Gold rises on safe-haven demand, fund purchases
Gold reversed early losses on Thursday as volatility in stock markets stoked safe-haven demand, with bullion funds seeing fresh buying from investors.
Asian shares got off to a shaky start as investors remained cautious in the face of a fragile recovery in crude oil. Safe-haven assets, including the Japanese yen, gained across the board.
Spot gold had risen 0.3 percent to $1,232.90 an ounce by 0322 GMT after earlier falling as much as 0.7 percent.
On Wednesday, gold had climbed 2 percent to $1,252.91 as lower oil prices dragged down stocks. But the metal gave up most of its gains as crude turned higher, lifting stocks.
“The volatility in oil prices and stock markets, and ‘Brexit’ fears are all contributing to the rising risk averse sentiment in the market,” said Mark To, head of research at Hong Kong’s Wing Fung Financial Group.

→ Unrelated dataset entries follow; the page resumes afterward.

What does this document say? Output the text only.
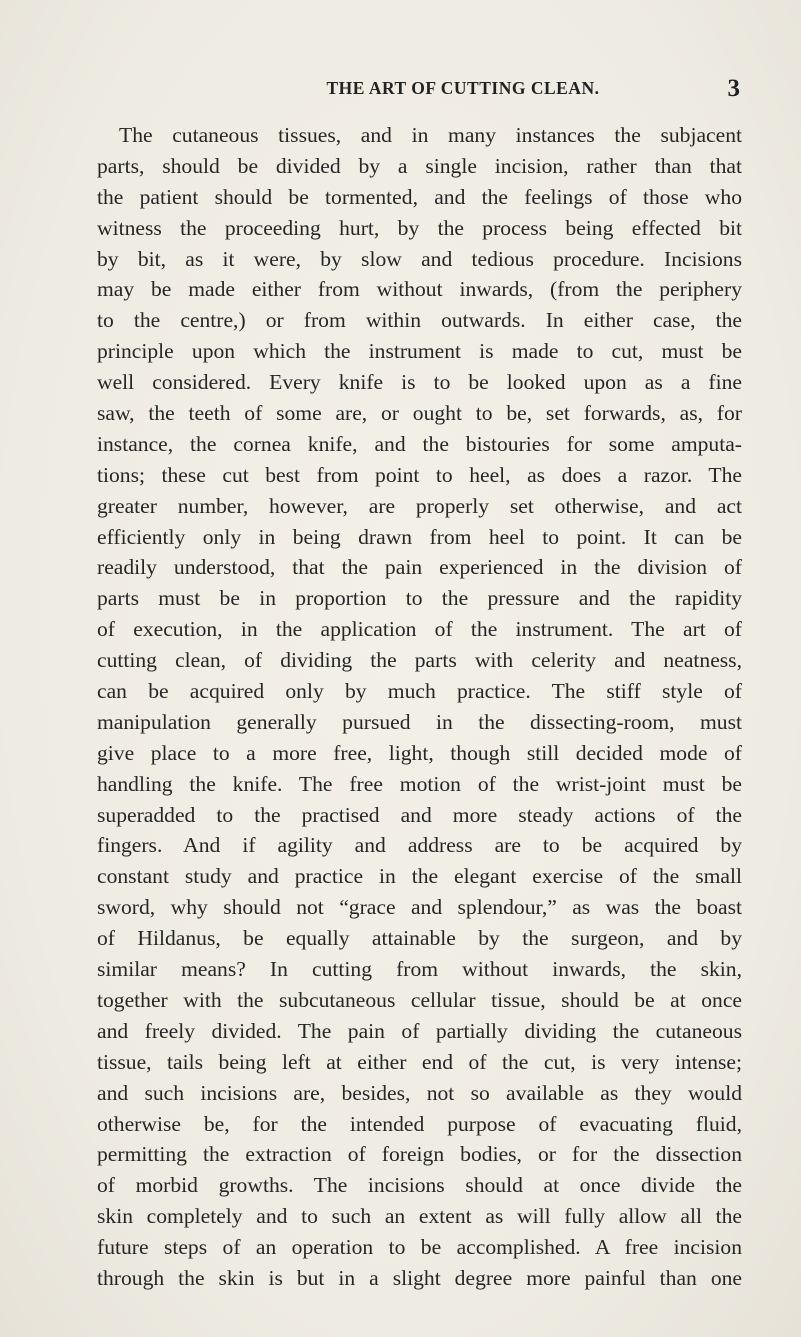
THE ART OF CUTTING CLEAN.	3
The cutaneous tissues, and in many instances the subjacent
parts, should be divided by a single incision, rather than that
the patient should be tormented, and the feelings of those who
witness the proceeding hurt, by the process being effected bit
by bit, as it were, by slow and tedious procedure. Incisions
may be made either from without inwards, (from the periphery
to the centre,) or from within outwards. In either case, the
principle upon which the instrument is made to cut, must be
well considered. Every knife is to be looked upon as a fine
saw, the teeth of some are, or ought to be, set forwards, as, for
instance, the cornea knife, and the bistouries for some amputa-
tions; these cut best from point to heel, as does a razor. The
greater number, however, are properly set otherwise, and act
efficiently only in being drawn from heel to point. It can be
readily understood, that the pain experienced in the division of
parts must be in proportion to the pressure and the rapidity
of execution, in the application of the instrument. The art of
cutting clean, of dividing the parts with celerity and neatness,
can be acquired only by much practice. The stiff style of
manipulation generally pursued in the dissecting-room, must
give place to a more free, light, though still decided mode of
handling the knife. The free motion of the wrist-joint must be
superadded to the practised and more steady actions of the
fingers. And if agility and address are to be acquired by
constant study and practice in the elegant exercise of the small
sword, why should not “grace and splendour,” as was the boast
of Hildanus, be equally attainable by the surgeon, and by
similar means? In cutting from without inwards, the skin,
together with the subcutaneous cellular tissue, should be at once
and freely divided. The pain of partially dividing the cutaneous
tissue, tails being left at either end of the cut, is very intense;
and such incisions are, besides, not so available as they would
otherwise be, for the intended purpose of evacuating fluid,
permitting the extraction of foreign bodies, or for the dissection
of morbid growths. The incisions should at once divide the
skin completely and to such an extent as will fully allow all the
future steps of an operation to be accomplished. A free incision
through the skin is but in a slight degree more painful than one
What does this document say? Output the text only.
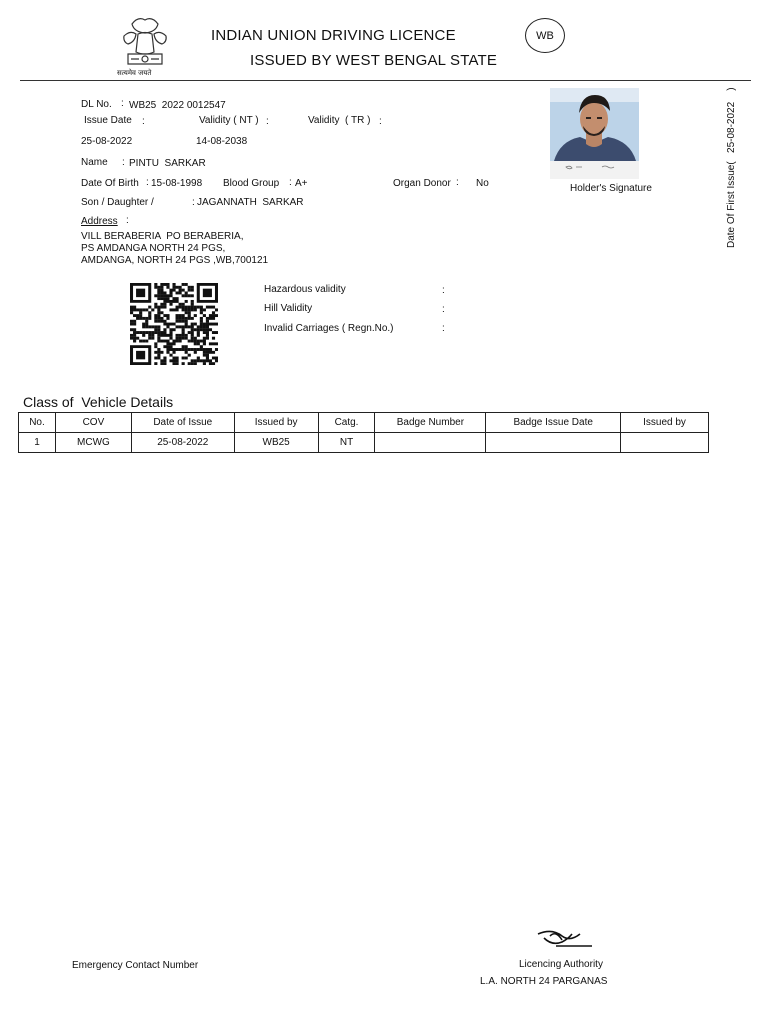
सत्यमेव जयते
INDIAN UNION DRIVING LICENCE
ISSUED BY WEST BENGAL STATE
WB
DL No. : WB25  2022 0012547
Issue Date :	Validity ( NT ) :	Validity  ( TR ) :
25-08-2022	14-08-2038
Name : PINTU  SARKAR
Date Of Birth : 15-08-1998 Blood Group : A+	Organ Donor : No
Son / Daughter /	: JAGANNATH  SARKAR
Address :
VILL BERABERIA  PO BERABERIA,
PS AMDANGA NORTH 24 PGS,
AMDANGA, NORTH 24 PGS ,WB,700121
Holder's Signature	Date Of First Issue(   25-08-2022    )
Hazardous validity	:
Hill Validity	:
Invalid Carriages ( Regn.No.)	:
Class of  Vehicle Details
No.	COV	Date of Issue	Issued by	Catg.	Badge Number	Badge Issue Date	Issued by
1	MCWG	25-08-2022	WB25	NT			
Emergency Contact Number	Licencing Authority
L.A. NORTH 24 PARGANAS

Sterling was near a seven-year low against the dollar and a 2-1/2 year low versus the yen on Thursday on worries Britain may exit the European Union after Prime Minister David Cameron’s announcement of a June 23 referendum on Britain’s membership of the EU. [USD/]
“I think there will be a stronger momentum for gold in the coming few weeks,” To said.
Gold’s 16-percent rally this year has been fuelled by safe-haven bids as global equities tumbled on lower oil prices and fears of an economic slowdown. The metal hit a one-year top of $1,260.60 two weeks ago.
An increase in assets of bullion-backed exchange traded funds (ETF) has also supported the rally.
Inflows into SPDR Gold Trust, the top gold ETF, since the beginning of the year have already surpassed outflows for the whole of 2015. The increase in assets so far is also the highest since 2010.
On Wednesday, holdings of the fund rose further to 760.32 tonnes, the highest since March 2015.
“The ETFs are a good indicator that money is definitely flowing into gold,” said a Hong Kong-based bullion trader. “More money will start to flow in if we hold above $1,250 convincingly.”
Gold is also finding support from increasing expectations that the Federal Reserve will not raise U.S. interest rates this year after hiking rates for the first time in nearly a decade in December.